Combine and conquer: representation learning from multiple data distributions (Talk)
It is becoming less and less controversial to say that the days of learning representations through label supervision are over. Recent work discovers that such regimes are not only expensive, but also suffer from various generalisation/robustness issues. This is somewhat unsurprising, as perceptual data (vision, language) are rich and cannot be well represented by a single label --- doing so inevitably result in the model learning spurious features that trivially correlates to the label. In this talk, I will introduce my work during my PhD at Oxford, which looks at representation learning through multiple sources of data, e.g. vision and language. We show in both generative models (VAE) and discriminative models that learning to extract common abstract concepts between multiple modalities/domains can result in higher-quality and more generalisable representations. Additionally, we also look at improving the data-efficiency of such models, both through 1) using less multimodal pair by adopting contrastive-style objectives and 2) "generating" multimodal pair via masked image modelling.

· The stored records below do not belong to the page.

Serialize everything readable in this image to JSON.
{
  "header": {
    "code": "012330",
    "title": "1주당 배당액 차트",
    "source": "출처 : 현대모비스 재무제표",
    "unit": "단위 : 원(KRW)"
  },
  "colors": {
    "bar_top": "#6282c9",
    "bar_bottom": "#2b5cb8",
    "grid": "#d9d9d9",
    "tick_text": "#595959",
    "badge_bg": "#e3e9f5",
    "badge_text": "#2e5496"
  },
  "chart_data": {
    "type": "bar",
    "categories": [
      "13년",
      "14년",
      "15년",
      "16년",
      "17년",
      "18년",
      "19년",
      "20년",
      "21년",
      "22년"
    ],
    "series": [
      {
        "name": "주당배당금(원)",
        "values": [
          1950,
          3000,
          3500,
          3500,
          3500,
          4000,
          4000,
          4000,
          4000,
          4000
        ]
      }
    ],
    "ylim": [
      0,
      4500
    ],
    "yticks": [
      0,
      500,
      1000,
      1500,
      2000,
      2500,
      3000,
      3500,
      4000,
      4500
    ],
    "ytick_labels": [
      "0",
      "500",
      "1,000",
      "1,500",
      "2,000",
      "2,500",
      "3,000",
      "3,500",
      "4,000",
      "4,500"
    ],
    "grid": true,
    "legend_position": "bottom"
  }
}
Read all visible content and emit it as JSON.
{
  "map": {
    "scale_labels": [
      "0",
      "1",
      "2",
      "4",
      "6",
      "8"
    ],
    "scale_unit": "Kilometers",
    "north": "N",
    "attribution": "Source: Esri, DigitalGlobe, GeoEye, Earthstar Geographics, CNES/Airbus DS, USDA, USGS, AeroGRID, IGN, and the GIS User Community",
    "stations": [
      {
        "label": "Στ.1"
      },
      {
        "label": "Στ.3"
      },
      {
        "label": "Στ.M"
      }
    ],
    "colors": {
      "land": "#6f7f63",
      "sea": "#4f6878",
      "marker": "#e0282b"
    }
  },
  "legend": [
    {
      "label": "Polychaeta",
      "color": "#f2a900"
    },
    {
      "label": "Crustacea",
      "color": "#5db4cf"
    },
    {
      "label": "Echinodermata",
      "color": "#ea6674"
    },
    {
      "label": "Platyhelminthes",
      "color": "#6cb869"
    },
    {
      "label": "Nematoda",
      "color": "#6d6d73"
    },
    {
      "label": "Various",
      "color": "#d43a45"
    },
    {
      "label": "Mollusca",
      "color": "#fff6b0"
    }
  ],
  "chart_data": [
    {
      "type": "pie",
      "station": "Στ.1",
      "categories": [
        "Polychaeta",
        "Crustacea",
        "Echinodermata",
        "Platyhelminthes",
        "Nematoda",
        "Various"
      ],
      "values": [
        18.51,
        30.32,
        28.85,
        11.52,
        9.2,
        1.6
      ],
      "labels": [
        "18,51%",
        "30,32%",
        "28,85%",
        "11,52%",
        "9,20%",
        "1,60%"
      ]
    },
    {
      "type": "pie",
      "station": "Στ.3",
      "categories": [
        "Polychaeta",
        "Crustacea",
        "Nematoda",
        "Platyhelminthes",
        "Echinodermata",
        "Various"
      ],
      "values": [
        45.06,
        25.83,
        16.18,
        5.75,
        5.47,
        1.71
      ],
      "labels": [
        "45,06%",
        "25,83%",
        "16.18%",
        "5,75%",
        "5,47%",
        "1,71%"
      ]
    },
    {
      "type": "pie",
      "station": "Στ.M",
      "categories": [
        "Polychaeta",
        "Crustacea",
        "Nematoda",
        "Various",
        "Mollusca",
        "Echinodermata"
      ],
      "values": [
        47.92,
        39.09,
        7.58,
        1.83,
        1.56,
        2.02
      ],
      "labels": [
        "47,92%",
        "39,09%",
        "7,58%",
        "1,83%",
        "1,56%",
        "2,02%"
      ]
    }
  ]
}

Biography: Yuge Shi is a DPhil student at University of Oxford, supervised by Philip Torr and Siddharth Narayanaswamy. Her research focuses on representation learning through multiple sources of perceptual data (e.g. vision, language), with application to classic machine learning problems such as self-supervised learning, semi-supervised learning and domain generalisation. She also co-founded the GirlsWhoML organisation which aims at providing free workshops on machine learning and coding for those who identify as female/non-binary and served on the Oxford Women in Computer Science society as core committee member for three years.